Ningsih sampe kesel di buatnya
" Lah, habis mukanya tegang gitu!"
"Aku mau minta tolong bisa ngga?"
Nina mengerutkan keningnya
" Minta tolong apa?"
" Bu Tuti menyuruh ku, untuk mencari perempuan baik, buat di bawa ke tempat kerjanya!"
Nina menggaruk kepala yang sebenarnya tidak gatal
"Terus apa hubungannya dengan ku?"
Ningsih langsung berinisiatif menceritakan semua dengan panjang kali lebar
Sementara yang mendengarkan hanya ber oh ria.
" Gimana, bisa menolong Bu Tuti kan?
Kasihan loh beliau, katanya untuk kali ini pekerjaan Bu Tuti lah yang jadi taruhannya, kalo sampe ngga dapet permpuan yang di inginkan oleh majikannya, Bu Tuti akan di pecat!"
Bu Tuti adalah salah satu tetangga dekat Nina, beliau permpuan hebat yang masa hidupnya hanya di gunakan dengan kerja dan kerja, beliau punya suami dan anak namun mereka hanya bermalas-malasan,
Kebutuhan hidup yang menderanya lah yang membuat Bu Tuti harus terus bekerja menjadi tulang punggung.
" Jadi gimana mau yah nin, bantu Bu Tuti?
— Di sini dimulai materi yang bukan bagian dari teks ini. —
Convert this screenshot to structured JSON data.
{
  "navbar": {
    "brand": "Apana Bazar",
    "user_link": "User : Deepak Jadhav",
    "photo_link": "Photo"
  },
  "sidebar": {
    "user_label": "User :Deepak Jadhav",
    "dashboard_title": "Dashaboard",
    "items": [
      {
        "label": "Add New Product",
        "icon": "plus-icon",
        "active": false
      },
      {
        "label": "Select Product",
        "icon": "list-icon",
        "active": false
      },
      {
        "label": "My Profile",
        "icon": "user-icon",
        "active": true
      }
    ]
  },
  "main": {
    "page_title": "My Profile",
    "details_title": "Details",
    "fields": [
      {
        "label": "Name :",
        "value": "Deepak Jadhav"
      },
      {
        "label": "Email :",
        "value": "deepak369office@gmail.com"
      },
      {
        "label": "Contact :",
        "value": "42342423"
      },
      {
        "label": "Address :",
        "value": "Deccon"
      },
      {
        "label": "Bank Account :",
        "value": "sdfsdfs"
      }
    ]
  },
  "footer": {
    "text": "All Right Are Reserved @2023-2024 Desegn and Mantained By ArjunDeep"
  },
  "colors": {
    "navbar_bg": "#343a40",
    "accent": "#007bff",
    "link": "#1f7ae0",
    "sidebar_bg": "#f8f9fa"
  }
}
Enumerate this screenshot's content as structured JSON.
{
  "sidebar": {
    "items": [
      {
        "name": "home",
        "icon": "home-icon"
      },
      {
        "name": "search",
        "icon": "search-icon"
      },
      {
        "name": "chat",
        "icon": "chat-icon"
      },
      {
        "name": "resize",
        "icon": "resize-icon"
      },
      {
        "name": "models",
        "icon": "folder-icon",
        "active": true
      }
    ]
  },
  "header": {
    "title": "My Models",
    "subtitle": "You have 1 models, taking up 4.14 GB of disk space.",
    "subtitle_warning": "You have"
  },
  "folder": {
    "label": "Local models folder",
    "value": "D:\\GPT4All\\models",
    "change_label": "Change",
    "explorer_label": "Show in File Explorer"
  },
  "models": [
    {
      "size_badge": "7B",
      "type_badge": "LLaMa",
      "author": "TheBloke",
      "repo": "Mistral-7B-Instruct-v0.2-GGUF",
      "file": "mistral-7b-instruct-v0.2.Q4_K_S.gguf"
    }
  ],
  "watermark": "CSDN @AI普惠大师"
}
Soalnya aku rasa kamulah yang cocok untuk pekerjaan ini?"
\*\*\*
"Jadi gimana, mau yah Nin bantu Bu Tuti?
Soalnya aku rasa kamulah yang cocok untuk pekerjaan ini!"
Nina mengeha nafas beratnya
" Aku sih udah ngomong ke ibu, beliau mengizinkan, asal hanya sebulan duabulan!"
" Benarkah?"
Mata Ningsih berbinar-binar, mendengar ucapan Nina
Akhirnya aku bisa bantu Bu Tuti, walau hanya sekedar mencarikan permpuan yang beliau inginkan.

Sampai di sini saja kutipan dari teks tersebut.